¿Sabía usted que existen los escritores que escriben sexy y los que no? Y no es porque nos hablen de sexo sino porque su escritura nos atrae casi de manera automática.
Una escritura sexy es, por ejemplo, la de Jaime Sabines. Otro gran escritor menos sexy es José Gorostiza, el de Muerte sin fin. Tal vez algunos críticos piensen que Gorostiza es superior a Sabines pero eso no importa. Lo que ahora nos importa es distinguir las distintas dosis de sexapeal entre dos grandes escritores. Y así como una mujer sexy convoca multitudes, con la escritura sexy ocurre lo mismo. ¿Recuerda la multitud que abarrotó al Palacio de Bellas Artes en el último recital de Sabines?
¿Cómo medir la dosis de sex appeal en un texto? ¿Por la perfección de la escritura? Creo que no. Así como existen cuerpos perfectos que no proyectan mucho, existen otros que, con los mismos recursos, o con menos, proyectan más. Una María Félix sin carácter sólo habría sido una bella más. Lo mismo ocurre en materia literaria. Hay escritores que escriben textos perfectos que son como un baúl de plata vacío. Otros, en cambio, encierran en sus páginas un secreto, el secreto de la vida.
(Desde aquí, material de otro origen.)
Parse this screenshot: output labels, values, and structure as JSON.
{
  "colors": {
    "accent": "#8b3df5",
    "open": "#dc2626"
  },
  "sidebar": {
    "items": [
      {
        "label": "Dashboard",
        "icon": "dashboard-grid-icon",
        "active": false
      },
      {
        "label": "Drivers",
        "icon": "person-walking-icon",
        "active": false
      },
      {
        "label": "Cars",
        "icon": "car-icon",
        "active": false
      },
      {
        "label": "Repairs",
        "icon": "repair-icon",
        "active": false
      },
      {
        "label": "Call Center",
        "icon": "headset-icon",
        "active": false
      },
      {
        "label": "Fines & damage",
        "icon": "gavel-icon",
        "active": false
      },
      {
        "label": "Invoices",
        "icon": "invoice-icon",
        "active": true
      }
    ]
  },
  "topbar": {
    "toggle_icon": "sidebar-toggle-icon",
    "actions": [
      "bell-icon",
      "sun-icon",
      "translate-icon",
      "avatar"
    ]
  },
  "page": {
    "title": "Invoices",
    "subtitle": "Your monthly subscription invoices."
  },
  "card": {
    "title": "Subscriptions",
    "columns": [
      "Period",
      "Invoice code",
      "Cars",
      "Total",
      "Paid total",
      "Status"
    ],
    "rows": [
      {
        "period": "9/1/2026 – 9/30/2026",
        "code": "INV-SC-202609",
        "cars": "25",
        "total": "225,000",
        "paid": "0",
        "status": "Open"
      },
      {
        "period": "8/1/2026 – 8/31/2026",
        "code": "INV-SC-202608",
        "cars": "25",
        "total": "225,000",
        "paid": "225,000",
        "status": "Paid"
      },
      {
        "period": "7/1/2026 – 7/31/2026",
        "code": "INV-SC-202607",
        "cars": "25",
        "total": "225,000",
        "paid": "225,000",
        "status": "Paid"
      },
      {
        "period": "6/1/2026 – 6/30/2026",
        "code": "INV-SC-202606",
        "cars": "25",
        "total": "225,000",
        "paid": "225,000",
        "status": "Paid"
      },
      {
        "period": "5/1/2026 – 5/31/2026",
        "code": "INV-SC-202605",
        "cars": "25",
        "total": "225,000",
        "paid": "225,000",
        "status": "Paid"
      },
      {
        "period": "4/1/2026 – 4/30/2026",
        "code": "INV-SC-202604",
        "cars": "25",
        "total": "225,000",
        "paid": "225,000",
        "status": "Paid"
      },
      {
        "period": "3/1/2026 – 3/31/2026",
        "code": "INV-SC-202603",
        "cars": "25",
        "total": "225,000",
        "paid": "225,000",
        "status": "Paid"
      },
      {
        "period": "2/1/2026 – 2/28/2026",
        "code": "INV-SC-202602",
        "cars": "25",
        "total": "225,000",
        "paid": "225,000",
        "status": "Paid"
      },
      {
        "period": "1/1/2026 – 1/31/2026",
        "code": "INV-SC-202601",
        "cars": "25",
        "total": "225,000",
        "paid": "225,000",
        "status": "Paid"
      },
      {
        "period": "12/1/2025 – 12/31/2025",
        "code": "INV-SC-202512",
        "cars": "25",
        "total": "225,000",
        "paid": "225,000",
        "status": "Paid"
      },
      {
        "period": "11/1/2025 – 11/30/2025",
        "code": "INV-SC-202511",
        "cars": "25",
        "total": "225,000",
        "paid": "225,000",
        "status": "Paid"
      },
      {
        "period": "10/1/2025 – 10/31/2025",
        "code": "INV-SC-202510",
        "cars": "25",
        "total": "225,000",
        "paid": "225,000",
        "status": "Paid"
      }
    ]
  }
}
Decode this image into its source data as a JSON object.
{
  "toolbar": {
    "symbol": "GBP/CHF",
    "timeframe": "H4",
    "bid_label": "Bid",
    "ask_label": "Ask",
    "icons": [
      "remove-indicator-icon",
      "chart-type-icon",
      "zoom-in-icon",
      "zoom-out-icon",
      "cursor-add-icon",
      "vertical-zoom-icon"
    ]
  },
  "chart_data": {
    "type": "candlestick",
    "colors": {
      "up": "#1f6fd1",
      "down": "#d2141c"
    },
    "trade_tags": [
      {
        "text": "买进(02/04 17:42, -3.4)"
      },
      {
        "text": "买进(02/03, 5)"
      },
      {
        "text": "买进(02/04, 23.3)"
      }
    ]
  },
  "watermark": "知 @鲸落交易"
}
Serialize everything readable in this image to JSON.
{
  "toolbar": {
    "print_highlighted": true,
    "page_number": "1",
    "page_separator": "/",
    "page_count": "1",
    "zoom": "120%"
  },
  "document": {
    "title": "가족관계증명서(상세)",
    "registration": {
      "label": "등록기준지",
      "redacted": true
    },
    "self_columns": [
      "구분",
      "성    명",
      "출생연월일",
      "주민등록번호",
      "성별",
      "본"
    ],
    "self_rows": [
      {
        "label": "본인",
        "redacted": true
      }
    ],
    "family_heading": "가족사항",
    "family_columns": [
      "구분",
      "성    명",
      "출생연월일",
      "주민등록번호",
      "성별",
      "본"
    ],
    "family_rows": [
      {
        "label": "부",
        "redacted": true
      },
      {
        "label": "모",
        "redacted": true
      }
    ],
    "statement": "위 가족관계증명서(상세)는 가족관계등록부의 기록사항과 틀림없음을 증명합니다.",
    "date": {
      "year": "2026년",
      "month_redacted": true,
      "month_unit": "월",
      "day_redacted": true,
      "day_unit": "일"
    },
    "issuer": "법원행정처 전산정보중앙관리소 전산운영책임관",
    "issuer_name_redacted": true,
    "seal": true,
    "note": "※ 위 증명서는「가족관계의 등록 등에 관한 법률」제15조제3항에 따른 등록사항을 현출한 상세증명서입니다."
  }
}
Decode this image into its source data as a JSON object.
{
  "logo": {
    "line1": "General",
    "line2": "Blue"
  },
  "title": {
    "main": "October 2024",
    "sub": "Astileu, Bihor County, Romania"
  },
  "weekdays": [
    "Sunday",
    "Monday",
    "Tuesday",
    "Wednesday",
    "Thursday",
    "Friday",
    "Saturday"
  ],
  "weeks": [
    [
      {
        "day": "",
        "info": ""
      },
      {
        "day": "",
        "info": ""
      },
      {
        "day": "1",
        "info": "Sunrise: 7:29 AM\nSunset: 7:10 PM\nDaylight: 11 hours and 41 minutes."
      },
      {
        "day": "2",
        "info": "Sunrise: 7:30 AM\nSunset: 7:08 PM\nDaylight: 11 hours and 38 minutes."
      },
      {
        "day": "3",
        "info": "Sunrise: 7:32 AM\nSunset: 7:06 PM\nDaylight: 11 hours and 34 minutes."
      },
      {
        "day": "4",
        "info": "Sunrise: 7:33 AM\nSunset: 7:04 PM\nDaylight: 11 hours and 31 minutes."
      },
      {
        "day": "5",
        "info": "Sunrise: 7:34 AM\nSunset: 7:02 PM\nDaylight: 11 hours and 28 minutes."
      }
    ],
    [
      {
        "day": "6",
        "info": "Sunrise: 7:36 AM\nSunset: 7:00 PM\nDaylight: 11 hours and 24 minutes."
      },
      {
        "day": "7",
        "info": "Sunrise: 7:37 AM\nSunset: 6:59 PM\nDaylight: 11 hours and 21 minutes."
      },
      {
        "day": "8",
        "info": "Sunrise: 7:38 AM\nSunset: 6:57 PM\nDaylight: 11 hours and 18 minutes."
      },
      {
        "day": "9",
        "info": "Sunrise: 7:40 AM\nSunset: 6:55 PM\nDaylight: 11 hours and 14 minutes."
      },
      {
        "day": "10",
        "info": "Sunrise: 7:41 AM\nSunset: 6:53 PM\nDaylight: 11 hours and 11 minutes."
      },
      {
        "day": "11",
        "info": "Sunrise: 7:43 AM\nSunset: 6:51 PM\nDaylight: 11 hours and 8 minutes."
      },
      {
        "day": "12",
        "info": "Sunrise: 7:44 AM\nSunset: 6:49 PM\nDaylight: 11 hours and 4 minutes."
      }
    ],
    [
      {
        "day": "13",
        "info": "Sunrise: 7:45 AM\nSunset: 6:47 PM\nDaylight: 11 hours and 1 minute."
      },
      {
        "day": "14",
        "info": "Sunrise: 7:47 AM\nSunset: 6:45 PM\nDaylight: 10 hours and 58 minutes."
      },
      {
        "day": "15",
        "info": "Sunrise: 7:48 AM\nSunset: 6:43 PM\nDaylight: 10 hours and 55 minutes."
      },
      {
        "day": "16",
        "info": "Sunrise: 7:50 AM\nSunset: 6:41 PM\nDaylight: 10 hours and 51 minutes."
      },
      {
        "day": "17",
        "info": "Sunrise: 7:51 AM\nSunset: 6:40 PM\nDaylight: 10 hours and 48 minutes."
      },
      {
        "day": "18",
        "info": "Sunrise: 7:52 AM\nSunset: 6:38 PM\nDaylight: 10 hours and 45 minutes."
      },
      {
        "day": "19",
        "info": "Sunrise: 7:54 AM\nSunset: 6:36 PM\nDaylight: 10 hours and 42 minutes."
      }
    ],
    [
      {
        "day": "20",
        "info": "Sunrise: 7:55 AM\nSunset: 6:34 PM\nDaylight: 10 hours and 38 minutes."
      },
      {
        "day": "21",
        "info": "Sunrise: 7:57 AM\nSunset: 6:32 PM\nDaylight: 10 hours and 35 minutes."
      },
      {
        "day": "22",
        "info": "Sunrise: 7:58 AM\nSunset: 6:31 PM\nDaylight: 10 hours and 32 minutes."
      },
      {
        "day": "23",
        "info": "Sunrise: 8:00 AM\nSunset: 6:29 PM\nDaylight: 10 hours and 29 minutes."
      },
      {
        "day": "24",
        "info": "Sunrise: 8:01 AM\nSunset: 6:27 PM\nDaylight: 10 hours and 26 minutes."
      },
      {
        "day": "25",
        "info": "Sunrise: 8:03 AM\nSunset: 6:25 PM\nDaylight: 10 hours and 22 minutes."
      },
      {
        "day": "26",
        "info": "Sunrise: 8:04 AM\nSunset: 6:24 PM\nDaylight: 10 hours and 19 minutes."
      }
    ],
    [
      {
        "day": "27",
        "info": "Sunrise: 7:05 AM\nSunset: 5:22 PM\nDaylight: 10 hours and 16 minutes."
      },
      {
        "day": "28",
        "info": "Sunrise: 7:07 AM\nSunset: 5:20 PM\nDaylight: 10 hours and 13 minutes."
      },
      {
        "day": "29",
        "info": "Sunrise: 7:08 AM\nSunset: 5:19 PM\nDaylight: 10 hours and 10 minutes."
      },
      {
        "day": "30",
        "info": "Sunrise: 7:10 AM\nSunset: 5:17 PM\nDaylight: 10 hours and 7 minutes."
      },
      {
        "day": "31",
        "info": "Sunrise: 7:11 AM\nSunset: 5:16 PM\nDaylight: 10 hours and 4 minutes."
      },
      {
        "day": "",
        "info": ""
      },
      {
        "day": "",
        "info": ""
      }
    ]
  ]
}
No quiero decir que los poemas de Gorostiza sólo sean mecanismos perfectos como existen muchos. Me refiero a otros escritores: en el caso de Gorostiza convendría decir que sus poemas simplemente no se entregan a la primera mientras que los Sabines, sí.
Seguramente por una sobredosis de sex appeal Elena Poniatowska es, para Carlos Monsiváis, la mejor cronista de México y, sin duda, una de nuestras mejores escritoras. Recuerdo que hace un par de años los chinos, que quieren comerse al mundo, organizaron uno de los más importantes congresos internacionales de escritores. Después de varios estudios y evaluaciones escogieron a sus invitados. Prácticamente puros Premios Nobel. Al único escritor en español que escogieron de toda América fue a Elena Poniatwska, quien acaba de ganar el premio Rómulo Gallegos por su novela El tren pasa primero.
Con sus cuentos, crónicas y novelas Poniatowska nos cuenta historias. Historias con personajes ficticios o verdaderos pero en las que persiste el ánimo de contar. Por sus párrafos, por sus líneas, transcurre la vida: los grandes momentos de nuestra historia y la vida menuda que nos envuelve a todos, con sus miserias y con las pasiones que nos sacuden.
Una de las características de los libros de Poniatowska son las voces de sus personajes, sean o no de carne y hueso. Hasta no verte Jesús mío es una novela vigorosa porque su atmósfera y el perfil del personaje central están construidos con el propio lenguaje de Jesusa Palancares. En esta novela la forma es fondo. Igual sucede con Fuerte es el silencio, con La noche de Tlatelolco y con El Tren pasa primero, algunos de los libros más sexys de Poniatowska.
El tren pasa primero cuenta la historia del movimiento ferrocarrilero en México pero también el cuento de la vida donde huele a sexo, a carbón y a lámparas de petróleo. Donde hombres y mujeres, Trinidad y Bárbara, se la juegan por la lucha social y por la vida sencilla en la que el pan se parte con las manos. El tren pasa primero es una locomotora para cruzar puentes y agarrar camino y para saber que los grandes escritores son la voz la tribu.